Turns out being a relative or associate of an Urban Outfitters executive or board director is pretty lucrative.

Posted on June 4, 2013, at 10:34 a.m. ET

John Gara

The fact that the first female ever to be named to the board of Urban Outfitters was chief executive Richard Hayne's wife should not be shocking at all. The free-spirited hipster clothing company has been quietly run like a family commune for years.

According to regulatory filings, Urban Outfitters, which is publicly traded and therefore technically owned by shareholders, actually has an unusually high number of people working with it that have blood or business ties to Hayne or company co-founder Scott Belair.

As the president of sister store Free People, Hayne's wife Margaret made $451,038 last year. She has been working at the company since the 1980s and was elected to Urban Outfitters' now seven-member board at an annual shareholder meeting last week.

Their son, David Hayne, is also on the payroll as the chief operating officer at Free People, making a little less than mom at $414,912.

A branch down on the family tree sits Scott Addis, Richard Hayne's brother-in-law, who serves as president of the Addis Group, the company's commercial insurance broker and risk management consultant.

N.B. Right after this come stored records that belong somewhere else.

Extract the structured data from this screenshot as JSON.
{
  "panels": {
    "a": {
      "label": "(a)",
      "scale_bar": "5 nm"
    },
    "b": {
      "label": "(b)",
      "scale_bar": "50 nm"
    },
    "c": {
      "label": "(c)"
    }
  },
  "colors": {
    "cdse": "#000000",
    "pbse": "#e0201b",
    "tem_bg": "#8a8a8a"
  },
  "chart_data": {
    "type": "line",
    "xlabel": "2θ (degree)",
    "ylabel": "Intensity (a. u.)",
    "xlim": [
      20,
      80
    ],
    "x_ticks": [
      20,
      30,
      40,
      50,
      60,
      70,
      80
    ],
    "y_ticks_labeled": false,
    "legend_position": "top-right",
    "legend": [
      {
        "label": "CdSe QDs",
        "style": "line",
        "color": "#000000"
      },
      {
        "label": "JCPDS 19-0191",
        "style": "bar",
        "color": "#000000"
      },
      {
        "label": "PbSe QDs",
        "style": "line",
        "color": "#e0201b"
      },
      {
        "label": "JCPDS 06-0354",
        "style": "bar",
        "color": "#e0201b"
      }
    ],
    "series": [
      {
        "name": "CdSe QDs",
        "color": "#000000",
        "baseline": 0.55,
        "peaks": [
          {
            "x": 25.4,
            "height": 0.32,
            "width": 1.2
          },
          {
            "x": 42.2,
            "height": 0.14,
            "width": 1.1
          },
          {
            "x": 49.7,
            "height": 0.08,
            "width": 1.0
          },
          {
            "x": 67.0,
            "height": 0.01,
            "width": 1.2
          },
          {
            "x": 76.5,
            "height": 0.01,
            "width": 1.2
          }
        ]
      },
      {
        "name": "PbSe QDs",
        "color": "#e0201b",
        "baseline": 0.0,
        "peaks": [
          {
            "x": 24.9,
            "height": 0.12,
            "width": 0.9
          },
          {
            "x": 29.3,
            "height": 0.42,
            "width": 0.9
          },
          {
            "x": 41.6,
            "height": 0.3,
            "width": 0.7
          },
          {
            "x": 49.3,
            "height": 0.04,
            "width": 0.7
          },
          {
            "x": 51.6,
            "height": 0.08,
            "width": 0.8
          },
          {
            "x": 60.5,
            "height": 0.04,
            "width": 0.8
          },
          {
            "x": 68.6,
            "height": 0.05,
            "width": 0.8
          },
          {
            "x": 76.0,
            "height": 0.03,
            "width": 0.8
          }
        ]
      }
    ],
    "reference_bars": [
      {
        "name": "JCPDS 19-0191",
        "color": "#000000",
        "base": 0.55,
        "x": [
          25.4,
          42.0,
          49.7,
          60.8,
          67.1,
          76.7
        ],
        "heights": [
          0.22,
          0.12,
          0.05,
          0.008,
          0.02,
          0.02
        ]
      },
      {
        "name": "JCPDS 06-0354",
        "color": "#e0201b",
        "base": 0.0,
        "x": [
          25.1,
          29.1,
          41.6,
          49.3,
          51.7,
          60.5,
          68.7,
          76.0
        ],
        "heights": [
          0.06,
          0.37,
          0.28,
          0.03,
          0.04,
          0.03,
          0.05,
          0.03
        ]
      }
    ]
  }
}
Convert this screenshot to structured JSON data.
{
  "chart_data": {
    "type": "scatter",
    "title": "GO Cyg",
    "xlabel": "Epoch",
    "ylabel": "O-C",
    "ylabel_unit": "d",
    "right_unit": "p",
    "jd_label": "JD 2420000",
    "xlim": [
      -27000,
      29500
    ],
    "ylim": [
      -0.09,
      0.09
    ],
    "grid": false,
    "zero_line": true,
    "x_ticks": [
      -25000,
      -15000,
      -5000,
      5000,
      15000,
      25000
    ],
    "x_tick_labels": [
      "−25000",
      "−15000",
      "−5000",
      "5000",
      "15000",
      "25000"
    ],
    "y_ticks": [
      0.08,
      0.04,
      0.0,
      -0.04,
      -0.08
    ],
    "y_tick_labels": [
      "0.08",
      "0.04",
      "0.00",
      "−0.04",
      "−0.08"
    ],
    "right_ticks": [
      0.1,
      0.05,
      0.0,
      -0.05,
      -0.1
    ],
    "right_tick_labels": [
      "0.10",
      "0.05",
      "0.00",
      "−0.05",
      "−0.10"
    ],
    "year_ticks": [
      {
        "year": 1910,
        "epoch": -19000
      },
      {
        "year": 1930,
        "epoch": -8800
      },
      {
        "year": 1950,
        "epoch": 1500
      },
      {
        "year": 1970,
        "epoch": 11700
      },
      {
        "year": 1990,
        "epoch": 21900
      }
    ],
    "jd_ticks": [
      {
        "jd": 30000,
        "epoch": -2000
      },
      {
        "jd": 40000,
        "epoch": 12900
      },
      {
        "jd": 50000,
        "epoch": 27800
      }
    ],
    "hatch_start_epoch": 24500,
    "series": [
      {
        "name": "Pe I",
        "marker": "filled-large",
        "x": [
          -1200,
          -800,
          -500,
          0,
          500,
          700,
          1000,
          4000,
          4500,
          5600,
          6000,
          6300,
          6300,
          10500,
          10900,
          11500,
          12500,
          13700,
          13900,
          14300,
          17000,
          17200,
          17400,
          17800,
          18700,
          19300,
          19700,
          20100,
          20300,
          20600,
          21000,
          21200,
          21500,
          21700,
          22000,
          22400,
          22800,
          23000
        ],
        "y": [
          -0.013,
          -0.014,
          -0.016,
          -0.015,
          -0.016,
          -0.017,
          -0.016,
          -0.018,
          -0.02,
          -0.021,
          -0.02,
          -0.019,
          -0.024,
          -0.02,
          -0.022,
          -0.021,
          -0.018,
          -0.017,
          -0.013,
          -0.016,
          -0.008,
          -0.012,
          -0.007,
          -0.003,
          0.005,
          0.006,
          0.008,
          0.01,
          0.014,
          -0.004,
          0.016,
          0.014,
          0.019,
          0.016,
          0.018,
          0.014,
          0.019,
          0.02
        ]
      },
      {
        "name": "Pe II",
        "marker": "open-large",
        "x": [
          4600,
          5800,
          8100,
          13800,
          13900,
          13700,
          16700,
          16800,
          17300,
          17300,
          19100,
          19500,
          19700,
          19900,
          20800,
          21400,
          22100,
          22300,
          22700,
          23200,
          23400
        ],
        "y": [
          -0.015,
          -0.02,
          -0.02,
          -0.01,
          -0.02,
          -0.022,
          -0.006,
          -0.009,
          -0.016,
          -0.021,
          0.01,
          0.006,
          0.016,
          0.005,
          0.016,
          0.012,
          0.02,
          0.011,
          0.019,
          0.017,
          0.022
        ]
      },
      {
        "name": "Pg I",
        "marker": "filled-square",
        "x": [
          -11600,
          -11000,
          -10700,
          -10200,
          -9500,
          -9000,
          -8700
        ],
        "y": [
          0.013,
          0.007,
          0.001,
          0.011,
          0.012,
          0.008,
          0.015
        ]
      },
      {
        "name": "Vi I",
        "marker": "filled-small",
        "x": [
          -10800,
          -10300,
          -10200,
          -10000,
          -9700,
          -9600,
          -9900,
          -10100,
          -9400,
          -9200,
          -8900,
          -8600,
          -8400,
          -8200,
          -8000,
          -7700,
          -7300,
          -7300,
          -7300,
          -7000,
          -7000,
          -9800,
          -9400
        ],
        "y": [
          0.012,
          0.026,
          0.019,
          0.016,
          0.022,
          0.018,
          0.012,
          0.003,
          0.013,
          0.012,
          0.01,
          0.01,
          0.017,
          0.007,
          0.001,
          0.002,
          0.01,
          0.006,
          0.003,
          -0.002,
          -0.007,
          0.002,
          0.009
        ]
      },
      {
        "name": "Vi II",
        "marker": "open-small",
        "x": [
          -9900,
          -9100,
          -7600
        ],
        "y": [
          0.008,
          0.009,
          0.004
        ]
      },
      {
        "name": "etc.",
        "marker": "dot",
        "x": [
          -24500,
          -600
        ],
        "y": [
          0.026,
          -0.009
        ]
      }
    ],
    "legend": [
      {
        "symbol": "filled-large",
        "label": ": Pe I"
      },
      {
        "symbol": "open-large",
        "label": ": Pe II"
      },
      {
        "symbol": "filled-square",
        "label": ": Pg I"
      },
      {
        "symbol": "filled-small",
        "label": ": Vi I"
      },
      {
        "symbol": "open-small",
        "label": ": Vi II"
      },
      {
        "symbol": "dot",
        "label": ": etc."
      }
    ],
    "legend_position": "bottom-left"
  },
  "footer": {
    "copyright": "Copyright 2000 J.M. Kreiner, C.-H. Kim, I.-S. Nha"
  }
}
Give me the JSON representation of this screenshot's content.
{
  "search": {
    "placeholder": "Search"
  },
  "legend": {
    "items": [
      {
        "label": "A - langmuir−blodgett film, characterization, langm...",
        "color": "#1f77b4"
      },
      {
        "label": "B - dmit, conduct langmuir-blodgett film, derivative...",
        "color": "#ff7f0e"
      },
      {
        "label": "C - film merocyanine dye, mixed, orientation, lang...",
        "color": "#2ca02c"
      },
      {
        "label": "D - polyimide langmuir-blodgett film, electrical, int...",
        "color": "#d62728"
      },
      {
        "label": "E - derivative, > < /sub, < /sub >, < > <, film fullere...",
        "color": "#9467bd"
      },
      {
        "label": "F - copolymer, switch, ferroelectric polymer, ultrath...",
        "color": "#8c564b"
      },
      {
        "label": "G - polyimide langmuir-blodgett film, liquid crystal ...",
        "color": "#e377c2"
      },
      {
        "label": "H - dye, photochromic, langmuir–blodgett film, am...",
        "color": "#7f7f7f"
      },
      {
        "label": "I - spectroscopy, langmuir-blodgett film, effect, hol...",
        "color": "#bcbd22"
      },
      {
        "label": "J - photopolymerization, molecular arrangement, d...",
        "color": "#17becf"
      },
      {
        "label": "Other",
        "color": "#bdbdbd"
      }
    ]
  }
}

While Urban Outfitters doesn't pay Addis directly, regulatory filings show he "has received commissions from other parties to such transactions."

Co-founder and board member Belair's brother-in-law, Wade McDevitt brokers "substantially all" of Urban Outiftters' new real estate transactions through his namesake McDevitt Co. That means that pretty much every time Urban Outfitters or its sister brands open a new store, McDevitt gets a commission. Moreover, McDevitt's wife, Wendy, is the president of the company's nascent gardening brand, Terrain, and used to lead Anthropologie.

Sitting outside the founders' bloodlines, but on the board of directors, is Harry Cherken Jr., a partner at law firm Drinker Biddle & Reath LLP, which collected just under $2 million in legal fees from Urban Outfitters over the past year.

Urban Outfitters' head of investor relations didn't return a voicemail and email seeking comment. According to the company's annual filing, however, the board must approve business transactions between Urban Outfitters and associated family members.

A group of investors has been pushing Urban Outfitters to nominate at least one female or minority director and to "publicly commit itself to a policy of board inclusiveness," citing research that shows companies with diverse boards tend to outperform those with none, as Gretchen Morgenson of The New York Times pointed out in a May 25 column.

"There's a problem with independence at this company on the board of directors," said Christine De Groot, an associate sustainability analyst with Calvert Investments, one of the shareholders backing the proposal. "We do not believe that Margaret Hayne is really the best choice for Urban Outfitters here. She's not an independent director and while she does satisfy the criteria for gender diversity on the board, she does not bring in the outside ways of thinking and new perspectives that are a critical aspect of board diversity."

The proposal was voted down last week.

Outside of the boardroom, Freeman Zausner, the company's chief operating officer, is also married to an employee named Sun Min Lee, who earned $190,063 last year. It's unclear what she does at Urban Outfitters.

While the board setup and business relationships at Urban Outfitters might rankle some shareholders, the retailer has been on a roll. Its stock is up 57% in the past year and it just posted record first-quarter sales of $648 million.

Urban Outfitters on Business Transactions with Family Members

Under the Code of Conduct and Ethics, a conflict of interest can arise whenever a person's private interests interfere in any way with the interests of the Company, including when a director, officer or employee takes actions or has interests that make it difficult for such person to perform his or her work objectively and effectively, or when a member of such person's family receives improper personal benefits. Each of the relationships described above has been reviewed and approved by the Board of Directors.